O próprio diagnóstico da morte cerebral necessita de aparelhagem adequada – e nem sempre disponível – para sua confirmação. Uma vez comprovada, deve-se esperar um prazo de seis horas para a realização de um novo exame. Se o diagnóstico for confirmado, então é autorizada a retirada dos órgãos e feita a notificação à Central de Transplantes. A partir daí, começa uma corrida contra o tempo. O cérebro do paciente está morto, o que provoca a perda progressiva das funções vitais. As drogas ministradas pelos médicos apenas prolongam esse prazo. Um coração, por exemplo, deve ser transplantado em quatro horas. O transporte deve ser rápido, com acondicionamento adequado e após verificação de compatibilidade entre o órgão e o receptor. Muitos órgãos, porém, perdem sua utilidade nesse processo. “No Rio de Janeiro, a notificação era muito baixa, mas isso melhorou bastante nos últimos dois anos”, conta o Dr. Alexandre Cerqueira, que está participando da implantação de um programa de transplante de fígado no Hospital Geral de Bonsucesso. “Só que é preciso manter o doente, o que nem sempre acontece. Muitas vezes o seu lugar é cedido a um paciente em condições de sobreviver e ele é deixado na Emergência ou em condições não favoráveis, o que acaba inviabilizando a doação”, lamenta.
O aspecto religioso
No ano passado, a morte do músico Marcelo Frommer, do grupo Titãs, reacendeu a polêmica sobre o transplante de órgãos.
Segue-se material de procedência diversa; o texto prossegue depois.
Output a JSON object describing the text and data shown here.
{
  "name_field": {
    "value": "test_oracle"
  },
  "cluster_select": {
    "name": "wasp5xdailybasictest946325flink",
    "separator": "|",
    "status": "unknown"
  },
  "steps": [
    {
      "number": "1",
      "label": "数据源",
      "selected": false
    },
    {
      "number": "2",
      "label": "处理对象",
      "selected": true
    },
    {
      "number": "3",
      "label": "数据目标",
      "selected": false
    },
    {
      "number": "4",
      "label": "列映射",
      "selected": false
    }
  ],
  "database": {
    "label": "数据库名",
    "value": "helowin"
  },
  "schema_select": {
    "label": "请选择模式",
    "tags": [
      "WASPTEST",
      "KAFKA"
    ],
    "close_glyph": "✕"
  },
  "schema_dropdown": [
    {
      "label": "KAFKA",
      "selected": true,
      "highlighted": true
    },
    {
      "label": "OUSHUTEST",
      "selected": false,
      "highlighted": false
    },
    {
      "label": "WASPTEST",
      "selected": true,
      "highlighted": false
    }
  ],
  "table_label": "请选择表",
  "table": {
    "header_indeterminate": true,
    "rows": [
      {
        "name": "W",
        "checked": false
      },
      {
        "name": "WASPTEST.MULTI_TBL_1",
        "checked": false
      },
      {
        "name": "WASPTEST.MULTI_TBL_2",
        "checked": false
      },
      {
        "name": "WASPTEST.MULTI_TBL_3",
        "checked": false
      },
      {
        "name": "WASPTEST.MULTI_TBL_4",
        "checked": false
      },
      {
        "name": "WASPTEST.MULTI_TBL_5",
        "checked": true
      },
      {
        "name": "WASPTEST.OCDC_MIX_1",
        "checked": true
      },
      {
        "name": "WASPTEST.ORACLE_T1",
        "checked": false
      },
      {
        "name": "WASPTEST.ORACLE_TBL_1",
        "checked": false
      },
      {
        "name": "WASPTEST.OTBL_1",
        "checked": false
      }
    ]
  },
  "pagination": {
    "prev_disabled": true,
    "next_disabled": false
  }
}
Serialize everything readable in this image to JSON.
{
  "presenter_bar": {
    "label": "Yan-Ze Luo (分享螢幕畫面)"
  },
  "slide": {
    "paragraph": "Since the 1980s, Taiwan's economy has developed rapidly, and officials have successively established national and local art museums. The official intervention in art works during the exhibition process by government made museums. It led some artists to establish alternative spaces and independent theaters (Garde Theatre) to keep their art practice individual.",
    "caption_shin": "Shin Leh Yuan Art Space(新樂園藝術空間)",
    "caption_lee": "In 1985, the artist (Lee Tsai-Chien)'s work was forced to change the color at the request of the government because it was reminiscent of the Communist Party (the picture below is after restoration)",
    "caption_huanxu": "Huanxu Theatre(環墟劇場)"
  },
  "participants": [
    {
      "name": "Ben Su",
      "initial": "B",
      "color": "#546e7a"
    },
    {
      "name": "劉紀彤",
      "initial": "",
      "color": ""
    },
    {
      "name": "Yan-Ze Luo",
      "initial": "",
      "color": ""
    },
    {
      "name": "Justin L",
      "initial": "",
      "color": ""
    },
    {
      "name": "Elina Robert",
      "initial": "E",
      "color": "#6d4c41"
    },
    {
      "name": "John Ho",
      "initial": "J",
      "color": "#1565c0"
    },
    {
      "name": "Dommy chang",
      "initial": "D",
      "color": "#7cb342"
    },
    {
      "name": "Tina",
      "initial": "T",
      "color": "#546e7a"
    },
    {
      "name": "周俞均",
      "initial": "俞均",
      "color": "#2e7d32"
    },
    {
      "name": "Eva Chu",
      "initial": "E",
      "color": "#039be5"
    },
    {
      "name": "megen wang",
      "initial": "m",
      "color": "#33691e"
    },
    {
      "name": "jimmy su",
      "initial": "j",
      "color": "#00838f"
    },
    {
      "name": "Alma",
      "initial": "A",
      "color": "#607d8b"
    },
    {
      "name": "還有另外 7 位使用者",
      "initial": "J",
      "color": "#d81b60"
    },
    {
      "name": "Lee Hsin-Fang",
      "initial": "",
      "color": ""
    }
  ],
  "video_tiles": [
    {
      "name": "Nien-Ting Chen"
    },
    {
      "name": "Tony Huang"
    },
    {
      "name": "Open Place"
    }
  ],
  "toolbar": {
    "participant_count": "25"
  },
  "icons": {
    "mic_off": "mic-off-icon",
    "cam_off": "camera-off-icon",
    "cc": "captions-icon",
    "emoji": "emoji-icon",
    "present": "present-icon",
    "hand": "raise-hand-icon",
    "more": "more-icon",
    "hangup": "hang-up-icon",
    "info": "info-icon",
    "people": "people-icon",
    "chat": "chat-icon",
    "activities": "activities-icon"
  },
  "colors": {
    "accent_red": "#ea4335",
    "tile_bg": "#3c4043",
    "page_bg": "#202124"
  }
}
Tendo declarado em vida sua opção pela doação, o músico teve o desejo acatado pela família quando diagnosticada sua morte cerebral, em decorrência de um atropelamento, em São Paulo. Marcelo era judeu e surgiu uma discussão sobre um possível veto religioso a essa prática, o que acabou não sendo confirmado. Os órgãos de Marcelo acabaram transplantados. Na época, o rabino Henry Sobel não deixou margem a dúvidas: “A lei judaica proíbe a mutilação do cadáver e exige que o corpo seja sepultado intacto e o mais breve possível. Essas exigências, entretanto, podem ser postas de lado diante do mandamento supremo do judaísmo: o dever de salvar uma vida. Não pode haver maior tributo aos mortos do que utilizar seus restos mortais para salvar ou prolongar outra vida humana. Existem, nesse caso, dois requisitos básicos. Primeiro, que o órgão retirado do morto seja transplantado imediatamente para o receptor necessitado, justificando assim o conceito de salvar uma vida. Por exemplo: pessoas na lista de espera são pessoas necessitadas. Uma vez que o transplante visa salvar a vida dessas pessoas, ele é não somente permitido, mas encorajado. Segundo requisito: que tenha sido dada permissão pelo doador antes de sua morte ou, pelo menos, por sua família, após o falecimento”.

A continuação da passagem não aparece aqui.